Сабадырев выжидающе промолчал, прикидывая, стоит ли ему селиться вместе с ним и вообще покидать Собачий переулок. Неожиданно вспомнилась Тоська, и где-то внутри неприятно засаднило, как будто задел незаживающую рану. Тут же проснулась внутренняя тяга к этой женщине, а за ней, как неусыпный и неотступный сторож, пожаловала ревность, которая сначала, словно факелом, опалила сердце, а потом внесла в сознание нервозную рассеянность.

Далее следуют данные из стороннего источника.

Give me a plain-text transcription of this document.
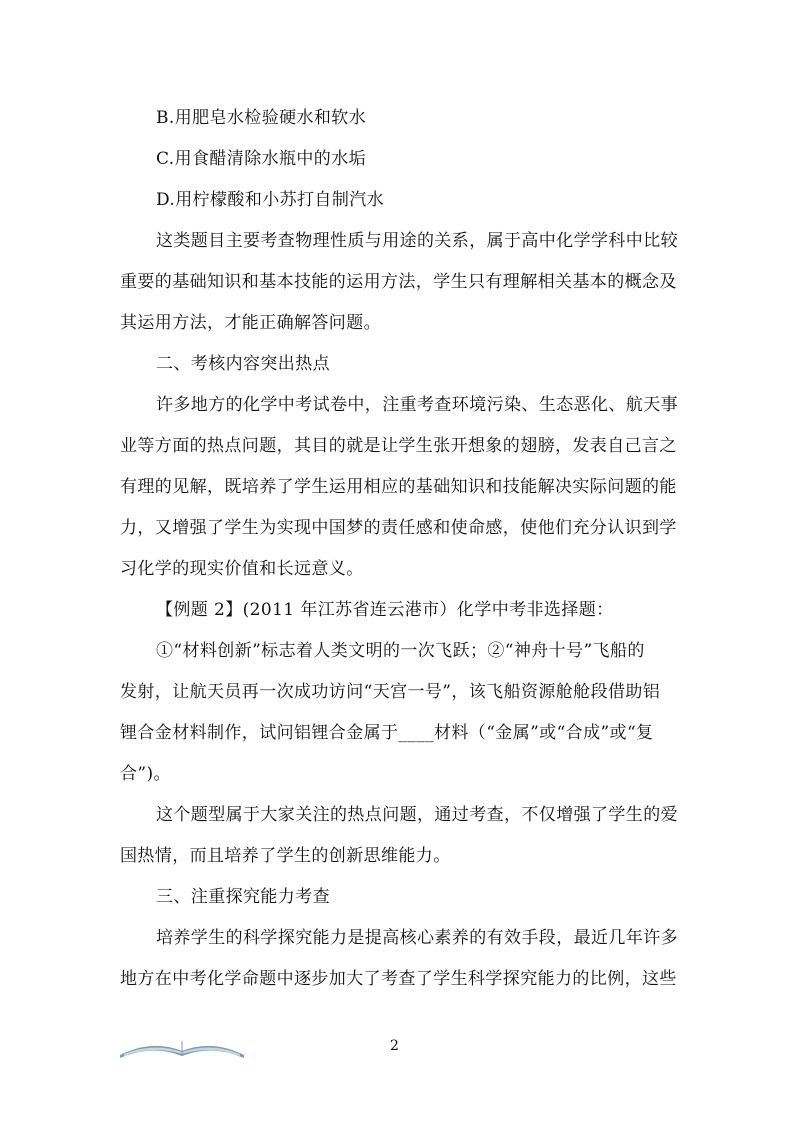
B.用肥皂水检验硬水和软水
C.用食醋清除水瓶中的水垢
D.用柠檬酸和小苏打自制汽水
这类题目主要考查物理性质与用途的关系，属于高中化学学科中比较
重要的基础知识和基本技能的运用方法，学生只有理解相关基本的概念及
其运用方法，才能正确解答问题。
二、考核内容突出热点
许多地方的化学中考试卷中，注重考查环境污染、生态恶化、航天事
业等方面的热点问题，其目的就是让学生张开想象的翅膀，发表自己言之
有理的见解，既培养了学生运用相应的基础知识和技能解决实际问题的能
力，又增强了学生为实现中国梦的责任感和使命感，使他们充分认识到学
习化学的现实价值和长远意义。
【例题 2】(2011 年江苏省连云港市）化学中考非选择题：
①“材料创新”标志着人类文明的一次飞跃；②“神舟十号”飞船的
发射，让航天员再一次成功访问“天宫一号”，该飞船资源舱舱段借助铝
锂合金材料制作，试问铝锂合金属于____材料（“金属”或“合成”或“复
合”)。
这个题型属于大家关注的热点问题，通过考查，不仅增强了学生的爱
国热情，而且培养了学生的创新思维能力。
三、注重探究能力考查
培养学生的科学探究能力是提高核心素养的有效手段，最近几年许多
地方在中考化学命题中逐步加大了考查了学生科学探究能力的比例，这些
2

«Фу-ты, проклятая, как страшное наваждение является ко мне, — подавленно подумал Митька. — Если от нее сейчас, по крайней мере в ближайшее время, не избавлюсь — тогда конец. О выполнении задания и речи быть не может. В таком диком расстройстве и сам черт завалится. Сцапают, как кролика. И не то что ЧК, а самый что ни на есть обыкновенный уголовный розыск».
Сабадырев еле слышал, что его новый кореш что-то сказал. Плотный панцирь переживаний накрыл его, как стеклянный колпак, через который трудно было сразу понять смысл слов.
— Ты чего, на ходу уже закемарил? — участливо поинтересовался Мусин. Но, увидев отсутствующий взгляд широко раскрытых глаз своего попутчика, расценил его молчание по-своему: — Ну чего тут так глубоко раздумывать, место-то в это смутное время надежное. Лучше не найдешь.
— А где эта божья обитель? — чисто механически спросил Митька. — Уж не в Зилантовом ли монастыре?
— Почти угадал, корешок.
— Значит, в монахи запишемся?
— Да. Будем монашествовать в номерах Цивильского Подворья. Они принадлежат духовному ведомству.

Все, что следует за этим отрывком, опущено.